Planned Parenthood supporters denounce Komen’s funding halt
He won’t be sporting that pink tie anymore.
California state Sen. Alex Padilla (D-Pacoima) has volunteered for years as one of the Susan G. Komen for the Cure “Pink Tie Guys,” who wear the ties at public events to raise awareness about breast cancer.
On Wednesday, after learning that the foundation would stop funding Planned Parenthood for breast health services, Padilla announced that his pink tie days were done.
“Komen has placed its supporters in the untenable position of aligning themselves with acquiescence to the agenda of the religious right, or aligning themselves with healthcare and breast cancer organizations that will not bow to such pressures,” Padilla said in a statement.
“The choice is clear to me. I choose the latter.”
Komen’s decision, made quietly late last year and made public Tuesday, has ignited fury in some and jubilation in others, depending upon their stance on abortion. Public message boards, Twitter and Facebook are flooding with posts supporting or decrying the move.
Online petitions have been established to pressure the Komen foundation to reverse its decision. Planned Parenthood Federation of America has launched a Breast Health Emergency Fund to ensure continued funding to the 19 Planned Parenthood affiliates that will soon lose their Komen grants, seeded with $250,000 from the Amy and Lee Fikes family foundation.
Komen has explained that the defunding decision was due to the foundation’s recently enacted policy to not fund organizations that are under investigation by local, state or federal authorities. That would disqualify Planned Parenthood, which is the subject of a congressional inquiry begun in September by Rep. Cliff Stearns (R-Fla.) to determine whether it has used federal money to fund abortions, which is forbidden by law.

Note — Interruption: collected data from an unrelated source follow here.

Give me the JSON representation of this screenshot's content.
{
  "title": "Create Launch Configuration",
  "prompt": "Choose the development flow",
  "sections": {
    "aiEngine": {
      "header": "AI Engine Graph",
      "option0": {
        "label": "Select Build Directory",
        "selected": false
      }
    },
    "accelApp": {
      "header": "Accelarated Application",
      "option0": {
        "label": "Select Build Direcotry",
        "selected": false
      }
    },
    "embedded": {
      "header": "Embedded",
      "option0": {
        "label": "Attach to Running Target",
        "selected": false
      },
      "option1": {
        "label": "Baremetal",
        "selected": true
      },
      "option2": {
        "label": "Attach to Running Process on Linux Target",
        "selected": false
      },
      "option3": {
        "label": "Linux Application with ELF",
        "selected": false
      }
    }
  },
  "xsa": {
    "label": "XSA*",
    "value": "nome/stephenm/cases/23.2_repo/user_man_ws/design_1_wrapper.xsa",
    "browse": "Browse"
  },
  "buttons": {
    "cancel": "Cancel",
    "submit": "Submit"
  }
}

Komen posted a statement on its website Wednesday saying that it was “dismayed and extremely disappointed that actions we have taken to strengthen our granting process have been widely mischaracterized.”
“We regret that these new policies have impacted some long-standing grantees, such as Planned Parenthood, but want to be absolutely clear that our grant-making decisions are not about politics,” the statement said.
Komen also posted a YouTube video Wednesday in which founder and Chief Executive Nancy G. Brinker explained the foundation’s position.
But critics said they believed the organization had capitulated to antiabortion pressure.
“The investigation they refer to is politically motivated and bogus,” said Vicki Saporta, president and chief executive of the National Abortion Federation, a professional association of abortion practitioners. “To use that as an excuse to end a relationship that has saved thousands of women’s lives is astounding.”
Saporta and others said they suspected a link between Komen’s decision and its appointment last year of a self-described “pro-life Christian” as senior vice president of public policy.
Karen Handel, a former Georgia secretary of state, was hired in April following her unsuccessful 2010 run for governor during which she frequently called for an end to abortion. Neither Handel nor others at Komen could be reached for comment Wednesday.
Even some associated with Komen said they were frustrated by the decision. Ann Hogan, president of the board of directors for Susan G. Komen for the Cure Connecticut, an affiliate based in Farmington, said she learned of it earlier this winter and had been “very surprised.”
“We didn’t have input,” she said.
Last year, Komen Connecticut gave out more than $1 million to state organizations battling breast cancer, including $38,000 to Planned Parenthood of Southern New England to support clinical breast exams, mammograms and outreach through June 30 of this year, Hogan said.
“We have a great relationship with Planned Parenthood,” she said. “We value our grantees. We need them to do our work. Everything we’re doing here should be about our mission.”
Times staff writers Eryn Brown and Shari Roan contributed to this report.